Podemos dizer então que, para os Existencialistas, a má-fé compreendia a mentira para

si próprio, sendo imprescindível para o Homem abandonar a má-fé, passando assim à

condição de ser consciente e responsável pelas suas escolhas. Ao fazer isso, o homem passa,

invariavelmente, a viver num estado de angústia, e deixa de se enganar, mas em

compensação retoma a sua liberdade, em sentido pleno.

O outro

Todas as escolhas duma pessoa levam à transformação do mundo para que ele se

adapte ao seu projecto de vida.
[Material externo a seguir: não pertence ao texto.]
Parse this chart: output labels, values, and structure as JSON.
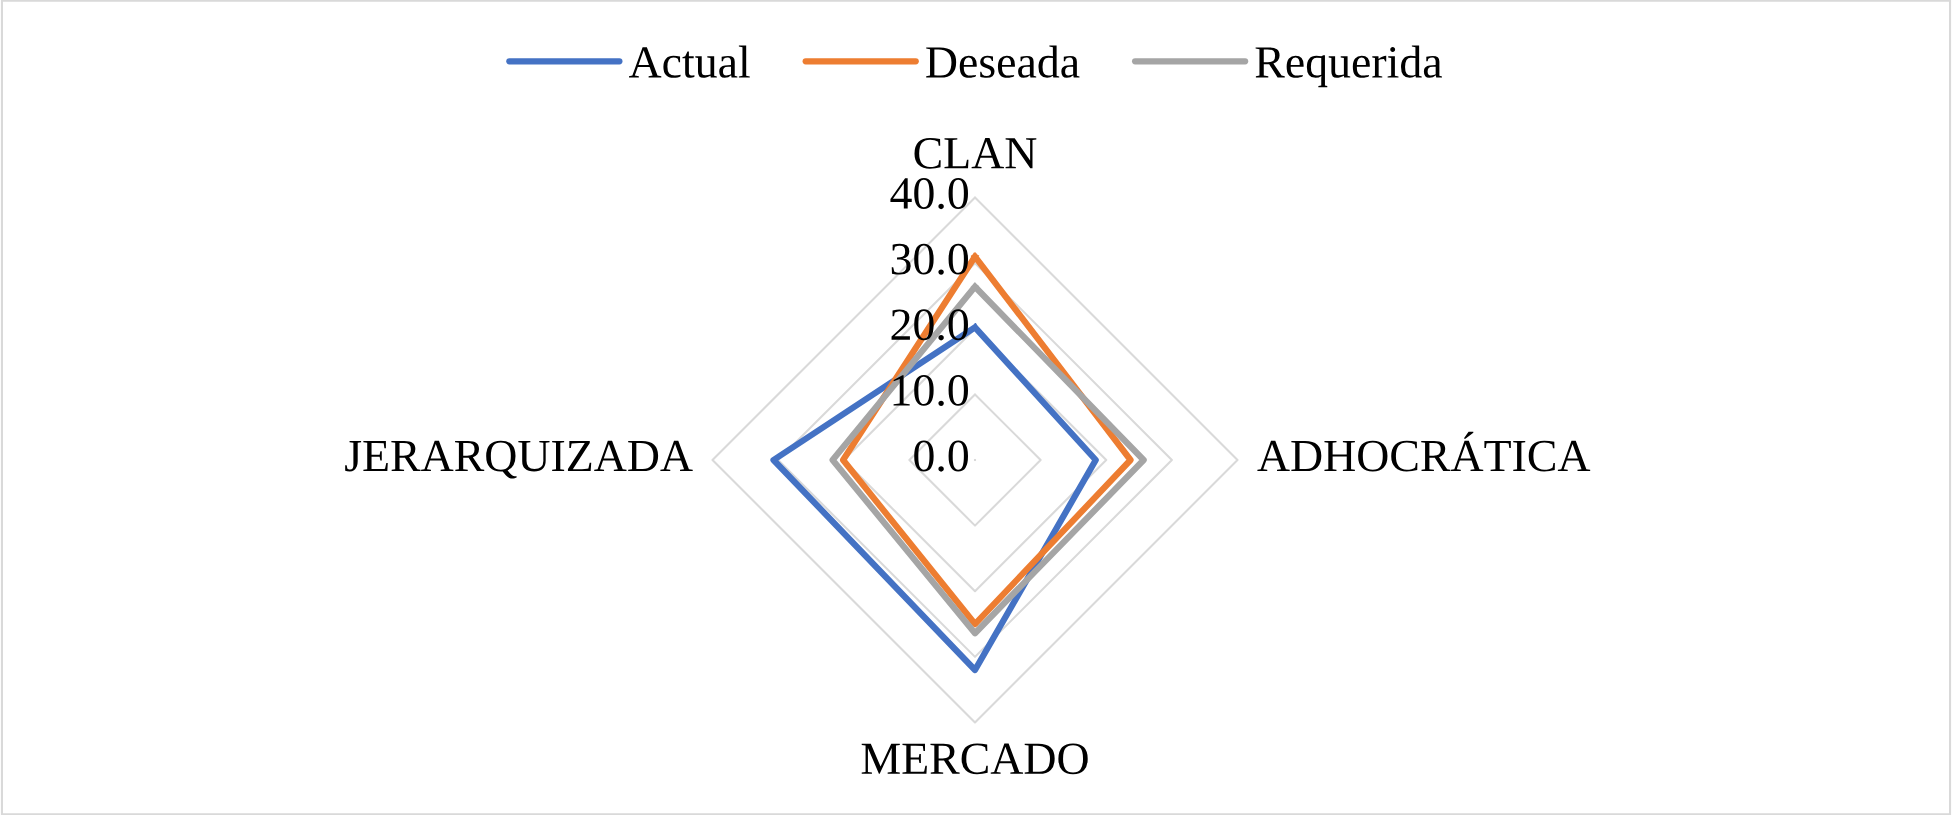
{
  "chart_data": {
    "type": "radar",
    "categories": [
      "CLAN",
      "ADHOCRÁTICA",
      "MERCADO",
      "JERARQUIZADA"
    ],
    "series": [
      {
        "name": "Actual",
        "color": "#4472c4",
        "values": [
          20.2,
          18.4,
          32.0,
          30.7
        ]
      },
      {
        "name": "Deseada",
        "color": "#ed7d31",
        "values": [
          31.0,
          23.7,
          25.0,
          20.1
        ]
      },
      {
        "name": "Requerida",
        "color": "#a5a5a5",
        "values": [
          26.4,
          25.7,
          26.4,
          21.7
        ]
      }
    ],
    "ylim": [
      0,
      40
    ],
    "yticks": [
      {
        "value": 0,
        "label": "0.0"
      },
      {
        "value": 10,
        "label": "10.0"
      },
      {
        "value": 20,
        "label": "20.0"
      },
      {
        "value": 30,
        "label": "30.0"
      },
      {
        "value": 40,
        "label": "40.0"
      }
    ],
    "grid": true,
    "legend": "top",
    "marker": "none",
    "line_style": "solid"
  }
}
Contudo, cada pessoa tem um projecto diferente, e isso faz

com que as pessoas entrem em conflito sempre que os seus projectos se sobrepõem. Assim, o

homem por si só, não consegue conhecer-se na sua totalidade. Só através dos olhos de outras

pessoas é que alguém consegue ver-se como parte do mundo. Sem a convivência, uma pessoa

não se pode compreender por inteiro. "O ser por si só é por si através do outro”.

Cada pessoa, embora não tenha acesso às consciências das outras pessoas, pode

reconhecer neles o que possui de igual. E cada um precisa desse reconhecimento. Só através

dos olhos dos outros posso ter acesso à minha própria essência, ainda que temporária. Só a

convivência é capaz de me dar a certeza de que estou a fazer as escolhas que desejo.

Contudo, embora sejam eles aqueles que impossibilitem a concretização dos meus

projectos de vida, colocando-se sempre no meu caminho, não posso evitar sua convivência.

Sem eles, o próprio projecto fundamental não faria sentido.

Sentido da Existência

Contudo, Sartre defendia porém o carácter absurdo da vida humana, e da sua condição

frágil e particular, afirmando que o Homem não é mais que o seu projecto, e que a sua

existência se reduzia à realização desse projecto.

Os existencialistas entendiam como o absurdo da vida humana, a ausência de uma

justificação transcendente, ficando o Homem entregue a si mesmo, e tendo de criar os seus

valores para conferir sentido à sua própria vida.

Sartre reconhece assim um sentido à existência humana, sentido este que tem de ser

encontrado na própria vida humana e por aqueles que a vivem.